Monday, January 18, 2010

16 Simple Tips To Feng Shui Your Bedroom....

Adapted from Feng Shui for Life, by Jon Sandifer (Inner Traditions, 2000).

Your bedroom is your ultimate inner sanctum where you are at your most vulnerable while you sleep and recharge your chi. From a yin/yang perspective, this is a more yin, quiet and peaceful environment; you need to feel protected and do not want distracting and powerful chi to disturb you. At the same time, there needs to be a good circulation of chi and plenty of fresh air available to recharge you.

Here are 16 tips to Feng Shui your bedroom.
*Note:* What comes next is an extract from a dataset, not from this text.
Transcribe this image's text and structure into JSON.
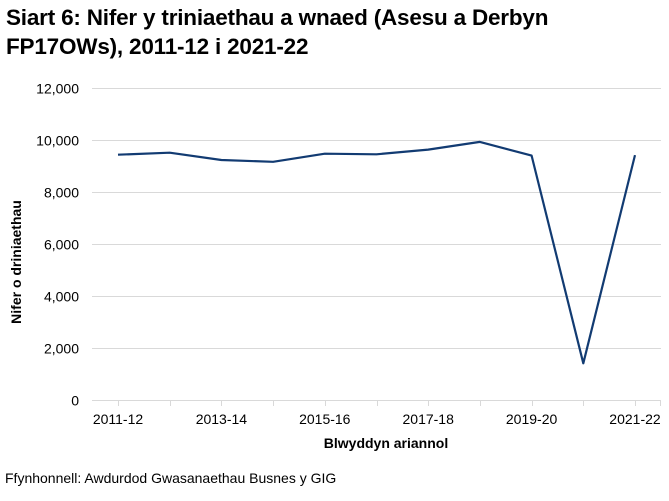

Make this all-important room a sanctuary:

1. Ideally, the bedroom should be as far away as possible from the front door, mirroring the practice of our prehistoric ancestors who did not sleep in the mouth of their cave.

2. On entering your bedroom, note where the windows are located. Chi tends to travel between the door and any windows, so avoid positioning your bed in line with this ‘”draught’” of chi.

3. Position your bed so that you can see the door from where you sleep. This gives you a deep sense of inner security.

4. If it is feasible, position your bed as far away from the door as possible.

5. Avoid sleeping with your head close to a window as your chi will dissipate through the window and make you feel more tired on awakening.

6. If you have a bathroom, toilet or shower leading off your bedroom, make sure that the toilet door is always shut while you are asleep.

7. To help you protect your own chi while you are asleep, to internalize it and recharge it, make sure you have a strong, stable headboard. Chi energy enters and exits the body through the feet, hands and the top of the skull. Having a solid “mountain” behind you while you sleep is far more beneficial than a cold, blank wall or worse, the cutting chi of an ornate brass bedstead.

8. If you sleep with another person, note the position of your bed relative to the wall that it is up against. Is it equidistant? In the middle of the wall? This is vital in a relationship as it gives both individuals who share the bed equality in the relationship. A shared bed crammed into the corner of a room, is giving more freedom of chi to the individual on the open side whereas the partner will literally and symbolically feel up against a wall.

9. Make sure all bedside tables have rounded edges and not square to prevent cutting chi being focused towards the occupants. If two sleep in the bed, ensure matching beside tables on either side for added stability and protection in the relationship.

10. Ceiling beams above the bed are a feng shui nightmare. They can be a source of cutting chi and the beams carry a tremendous load, and this pressure is focused into the beams generating chi which continues downwards, placing direct pressure on you while you sleep. Some tips:
Paint the beams; drape fabric over the beams; hang bamboo flutes 2-3 inches below the beam to soften the load (the flutes are hung at a 45-degree angle to the beam with the mouthpiece downwards).

11. If you sleep with another person, make sure your bed is symbolic of this relationship. Beds that are rickety or likely to fall part speak volumes about the state of the relationship.

12. Given that the bedroom is a more yin environment, the lighting that you choose needs to reflect this. Soft lighting is ideal. Avoid having ceiling lamps right directly over your bed.

13. Pastel colors are ideal.

14. Avoid sleeping with your image visible in a mirror. the worst scenario of all is a mirror at the foot of your bed.

15. Place something beautiful that inspires you where you first look in the morning.

16. Pay attention to what is under your bed. Keep the space clear and get rid of any unwanted items there.